Mar­ion Louise Freed­man was born Sept. 5, 1940, in Brook­lyn and grew up in Wood­mere on Long Is­land. She re­ceived a bach­e­lor’s de­gree in gov­ern­ment stud­ies from Barnard Col­lege in 1962 and a mas­ter’s de­gree in ed­u­ca­tion from Har­vard Univer­sity in 1963.

She set­tled in the Wash­ing­ton area af­ter her mar­riage in 1967 to Nor­man Goldin, a tax lawyer. He died in 1992. Sur­vivors in­clude a brother.

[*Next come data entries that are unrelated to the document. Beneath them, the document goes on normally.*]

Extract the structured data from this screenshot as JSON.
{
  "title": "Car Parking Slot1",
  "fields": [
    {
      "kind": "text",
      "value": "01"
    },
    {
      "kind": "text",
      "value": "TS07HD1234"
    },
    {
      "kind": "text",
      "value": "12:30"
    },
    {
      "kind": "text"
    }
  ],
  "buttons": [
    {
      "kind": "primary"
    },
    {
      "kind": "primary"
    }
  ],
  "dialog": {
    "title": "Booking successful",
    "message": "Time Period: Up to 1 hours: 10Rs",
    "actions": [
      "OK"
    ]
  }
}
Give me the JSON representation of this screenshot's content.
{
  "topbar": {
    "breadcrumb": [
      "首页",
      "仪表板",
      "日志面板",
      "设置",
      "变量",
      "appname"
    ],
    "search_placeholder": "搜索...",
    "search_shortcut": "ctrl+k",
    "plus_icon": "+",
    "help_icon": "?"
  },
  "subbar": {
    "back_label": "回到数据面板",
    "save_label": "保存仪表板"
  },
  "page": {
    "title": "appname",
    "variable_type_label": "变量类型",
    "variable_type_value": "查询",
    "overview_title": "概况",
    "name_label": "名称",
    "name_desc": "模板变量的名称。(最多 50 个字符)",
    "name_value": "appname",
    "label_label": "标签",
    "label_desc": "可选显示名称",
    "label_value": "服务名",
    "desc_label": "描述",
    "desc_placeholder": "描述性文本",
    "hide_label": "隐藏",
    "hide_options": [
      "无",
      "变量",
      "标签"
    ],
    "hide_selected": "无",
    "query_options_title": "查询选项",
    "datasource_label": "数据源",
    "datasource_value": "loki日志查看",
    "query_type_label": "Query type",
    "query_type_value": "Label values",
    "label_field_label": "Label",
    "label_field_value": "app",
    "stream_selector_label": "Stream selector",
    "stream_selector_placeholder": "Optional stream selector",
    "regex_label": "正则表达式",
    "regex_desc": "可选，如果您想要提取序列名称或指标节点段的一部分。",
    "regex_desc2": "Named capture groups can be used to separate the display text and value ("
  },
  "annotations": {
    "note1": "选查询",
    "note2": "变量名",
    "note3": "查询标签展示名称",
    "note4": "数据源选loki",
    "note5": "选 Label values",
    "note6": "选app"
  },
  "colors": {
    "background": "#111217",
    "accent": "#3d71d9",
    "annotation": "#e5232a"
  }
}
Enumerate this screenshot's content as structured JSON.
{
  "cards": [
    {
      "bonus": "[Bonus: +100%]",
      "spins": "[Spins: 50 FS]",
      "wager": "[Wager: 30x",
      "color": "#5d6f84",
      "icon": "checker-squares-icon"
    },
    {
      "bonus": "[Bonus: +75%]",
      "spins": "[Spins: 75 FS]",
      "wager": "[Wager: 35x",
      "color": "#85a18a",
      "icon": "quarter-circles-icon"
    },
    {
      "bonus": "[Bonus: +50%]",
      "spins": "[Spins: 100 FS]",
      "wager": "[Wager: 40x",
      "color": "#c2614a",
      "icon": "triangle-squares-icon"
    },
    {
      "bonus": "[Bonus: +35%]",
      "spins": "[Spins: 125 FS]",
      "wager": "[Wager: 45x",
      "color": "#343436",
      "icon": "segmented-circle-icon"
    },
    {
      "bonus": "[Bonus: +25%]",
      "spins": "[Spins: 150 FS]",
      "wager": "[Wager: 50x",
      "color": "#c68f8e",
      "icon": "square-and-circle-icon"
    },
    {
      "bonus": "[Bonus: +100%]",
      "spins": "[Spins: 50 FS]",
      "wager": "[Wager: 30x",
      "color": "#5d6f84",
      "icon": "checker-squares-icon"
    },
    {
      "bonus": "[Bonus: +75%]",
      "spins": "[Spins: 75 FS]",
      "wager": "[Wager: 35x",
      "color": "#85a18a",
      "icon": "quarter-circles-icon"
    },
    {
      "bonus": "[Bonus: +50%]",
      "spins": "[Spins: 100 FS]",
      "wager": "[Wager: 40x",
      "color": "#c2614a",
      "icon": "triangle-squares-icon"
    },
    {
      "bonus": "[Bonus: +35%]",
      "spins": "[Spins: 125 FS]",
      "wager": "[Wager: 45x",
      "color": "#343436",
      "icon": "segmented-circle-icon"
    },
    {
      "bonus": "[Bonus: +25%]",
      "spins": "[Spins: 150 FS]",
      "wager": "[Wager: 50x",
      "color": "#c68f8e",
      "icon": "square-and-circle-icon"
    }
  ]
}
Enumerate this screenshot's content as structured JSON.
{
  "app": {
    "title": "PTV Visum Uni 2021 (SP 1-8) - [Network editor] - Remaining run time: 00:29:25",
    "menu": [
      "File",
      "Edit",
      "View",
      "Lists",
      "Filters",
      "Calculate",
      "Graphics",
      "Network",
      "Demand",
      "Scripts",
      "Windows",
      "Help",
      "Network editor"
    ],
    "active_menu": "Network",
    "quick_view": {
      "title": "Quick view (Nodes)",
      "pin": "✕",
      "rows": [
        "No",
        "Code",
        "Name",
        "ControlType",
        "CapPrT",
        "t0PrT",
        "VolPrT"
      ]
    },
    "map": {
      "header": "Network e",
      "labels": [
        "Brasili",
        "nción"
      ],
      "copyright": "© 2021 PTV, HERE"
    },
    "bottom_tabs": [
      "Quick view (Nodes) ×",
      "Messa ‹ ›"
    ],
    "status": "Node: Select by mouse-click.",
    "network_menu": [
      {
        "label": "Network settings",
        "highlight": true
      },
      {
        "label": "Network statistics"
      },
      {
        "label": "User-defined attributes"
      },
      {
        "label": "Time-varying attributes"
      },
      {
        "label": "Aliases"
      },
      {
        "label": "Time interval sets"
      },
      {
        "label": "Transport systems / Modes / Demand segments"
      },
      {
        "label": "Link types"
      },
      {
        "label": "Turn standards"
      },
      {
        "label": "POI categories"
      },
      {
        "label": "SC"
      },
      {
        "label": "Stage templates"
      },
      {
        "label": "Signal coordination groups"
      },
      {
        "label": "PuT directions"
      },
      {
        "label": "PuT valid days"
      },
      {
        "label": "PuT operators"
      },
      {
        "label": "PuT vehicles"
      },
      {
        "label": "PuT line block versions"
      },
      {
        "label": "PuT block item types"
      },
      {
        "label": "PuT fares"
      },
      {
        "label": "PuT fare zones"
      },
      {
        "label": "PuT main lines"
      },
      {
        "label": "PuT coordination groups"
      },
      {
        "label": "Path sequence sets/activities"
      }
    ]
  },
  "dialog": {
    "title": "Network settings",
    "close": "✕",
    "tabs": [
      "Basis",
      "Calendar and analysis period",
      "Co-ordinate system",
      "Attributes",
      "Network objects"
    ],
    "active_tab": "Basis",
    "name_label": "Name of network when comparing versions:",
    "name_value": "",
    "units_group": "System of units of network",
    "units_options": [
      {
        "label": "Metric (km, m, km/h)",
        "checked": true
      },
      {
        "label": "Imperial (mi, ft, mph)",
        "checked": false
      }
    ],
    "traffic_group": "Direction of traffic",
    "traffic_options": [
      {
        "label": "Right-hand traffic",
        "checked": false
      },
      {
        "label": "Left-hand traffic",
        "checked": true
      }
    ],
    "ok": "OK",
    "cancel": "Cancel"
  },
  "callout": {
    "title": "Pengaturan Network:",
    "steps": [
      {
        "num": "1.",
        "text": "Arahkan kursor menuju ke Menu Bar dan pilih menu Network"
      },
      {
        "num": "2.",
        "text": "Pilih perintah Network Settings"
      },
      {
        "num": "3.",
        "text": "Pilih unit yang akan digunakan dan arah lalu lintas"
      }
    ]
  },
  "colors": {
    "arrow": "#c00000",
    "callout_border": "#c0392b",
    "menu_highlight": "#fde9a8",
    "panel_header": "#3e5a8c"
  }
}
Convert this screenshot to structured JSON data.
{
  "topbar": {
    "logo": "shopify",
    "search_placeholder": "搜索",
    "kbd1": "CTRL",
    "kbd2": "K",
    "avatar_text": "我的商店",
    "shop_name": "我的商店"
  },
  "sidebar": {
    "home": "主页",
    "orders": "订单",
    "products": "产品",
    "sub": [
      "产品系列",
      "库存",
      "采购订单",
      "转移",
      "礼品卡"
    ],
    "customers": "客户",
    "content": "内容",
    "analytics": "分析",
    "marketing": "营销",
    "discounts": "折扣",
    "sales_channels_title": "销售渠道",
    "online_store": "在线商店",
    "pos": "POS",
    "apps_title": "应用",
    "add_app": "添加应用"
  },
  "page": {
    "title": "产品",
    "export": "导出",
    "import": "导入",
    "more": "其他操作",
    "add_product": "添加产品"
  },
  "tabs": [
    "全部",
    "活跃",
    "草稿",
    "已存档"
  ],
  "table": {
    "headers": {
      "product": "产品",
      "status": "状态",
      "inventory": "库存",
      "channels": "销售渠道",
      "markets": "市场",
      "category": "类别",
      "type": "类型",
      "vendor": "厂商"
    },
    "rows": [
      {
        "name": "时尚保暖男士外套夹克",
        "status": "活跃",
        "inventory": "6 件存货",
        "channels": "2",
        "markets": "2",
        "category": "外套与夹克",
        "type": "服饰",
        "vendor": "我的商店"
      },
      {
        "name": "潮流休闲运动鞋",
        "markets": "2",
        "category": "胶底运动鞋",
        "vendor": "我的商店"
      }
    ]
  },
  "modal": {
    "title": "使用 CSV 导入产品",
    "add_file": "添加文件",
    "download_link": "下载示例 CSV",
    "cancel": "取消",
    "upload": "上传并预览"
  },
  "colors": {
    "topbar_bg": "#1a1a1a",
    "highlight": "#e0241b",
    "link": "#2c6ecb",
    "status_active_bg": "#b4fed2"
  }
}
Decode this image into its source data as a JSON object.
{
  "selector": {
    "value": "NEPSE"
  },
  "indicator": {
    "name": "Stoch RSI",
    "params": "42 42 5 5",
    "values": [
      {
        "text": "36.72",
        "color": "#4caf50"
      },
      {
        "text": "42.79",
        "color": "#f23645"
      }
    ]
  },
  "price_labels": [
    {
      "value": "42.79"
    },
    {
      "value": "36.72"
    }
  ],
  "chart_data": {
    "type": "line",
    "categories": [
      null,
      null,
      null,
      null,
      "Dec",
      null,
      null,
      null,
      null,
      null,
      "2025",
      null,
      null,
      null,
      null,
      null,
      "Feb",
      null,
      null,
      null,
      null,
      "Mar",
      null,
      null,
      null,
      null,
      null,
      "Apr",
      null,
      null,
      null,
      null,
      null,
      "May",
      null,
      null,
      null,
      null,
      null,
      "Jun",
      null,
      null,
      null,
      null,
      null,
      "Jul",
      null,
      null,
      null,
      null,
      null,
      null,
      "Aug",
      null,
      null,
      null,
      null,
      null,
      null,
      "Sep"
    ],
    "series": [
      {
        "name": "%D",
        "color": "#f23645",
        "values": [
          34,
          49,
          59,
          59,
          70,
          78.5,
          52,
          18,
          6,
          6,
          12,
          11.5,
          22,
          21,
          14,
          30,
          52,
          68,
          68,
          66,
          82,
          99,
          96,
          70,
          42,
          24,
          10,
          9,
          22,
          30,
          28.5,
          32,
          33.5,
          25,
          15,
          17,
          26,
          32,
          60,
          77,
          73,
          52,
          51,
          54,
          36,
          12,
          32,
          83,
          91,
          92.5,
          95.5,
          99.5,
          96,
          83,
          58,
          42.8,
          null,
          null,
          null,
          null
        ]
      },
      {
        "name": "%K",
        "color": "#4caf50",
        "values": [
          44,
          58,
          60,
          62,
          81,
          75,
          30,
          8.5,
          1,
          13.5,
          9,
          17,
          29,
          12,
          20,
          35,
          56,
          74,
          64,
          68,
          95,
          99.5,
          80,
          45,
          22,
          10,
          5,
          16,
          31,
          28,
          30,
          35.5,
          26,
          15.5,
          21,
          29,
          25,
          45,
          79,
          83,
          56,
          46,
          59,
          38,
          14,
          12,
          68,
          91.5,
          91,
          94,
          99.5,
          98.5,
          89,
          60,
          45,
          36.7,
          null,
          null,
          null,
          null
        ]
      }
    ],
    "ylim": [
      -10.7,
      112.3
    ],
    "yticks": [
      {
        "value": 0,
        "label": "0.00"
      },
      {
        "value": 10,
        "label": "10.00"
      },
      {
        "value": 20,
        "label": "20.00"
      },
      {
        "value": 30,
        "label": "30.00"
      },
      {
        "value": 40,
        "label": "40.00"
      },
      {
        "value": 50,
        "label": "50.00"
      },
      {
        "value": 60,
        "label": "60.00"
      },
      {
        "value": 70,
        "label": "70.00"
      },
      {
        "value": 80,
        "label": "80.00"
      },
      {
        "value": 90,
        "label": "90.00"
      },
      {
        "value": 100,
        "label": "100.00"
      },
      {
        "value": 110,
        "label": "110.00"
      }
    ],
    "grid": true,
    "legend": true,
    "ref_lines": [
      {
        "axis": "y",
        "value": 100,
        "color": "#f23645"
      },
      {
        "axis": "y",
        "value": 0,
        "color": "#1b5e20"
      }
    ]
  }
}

In ad­di­tion to her ca­reer at “60 Min­utes,” Mrs. Goldin worked as a pro­ducer at “Chil­dren’s Ex­press News­magazine,” NBC News’s short-lived in­ves­tiga­tive se­ries “Ex­posé” and the PBS show “Front­line.” Her work earned Emmy and Pe­abody awards.

In ad­di­tion to her home in the District, Mrs. Goldin had a win­ter home in Palm Springs. She ac­cu­mu­lated a trove of art, a por­tion of which she do­nated to the Phillips Col­lec­tion in Wash­ing­ton and the Palm Springs Art Mu­seum.

Mar­ion Goldin helped shape the re­ports and per­sonas of the jour­nal­ists on “60 Min­utes” and aided the show’s suc­cess.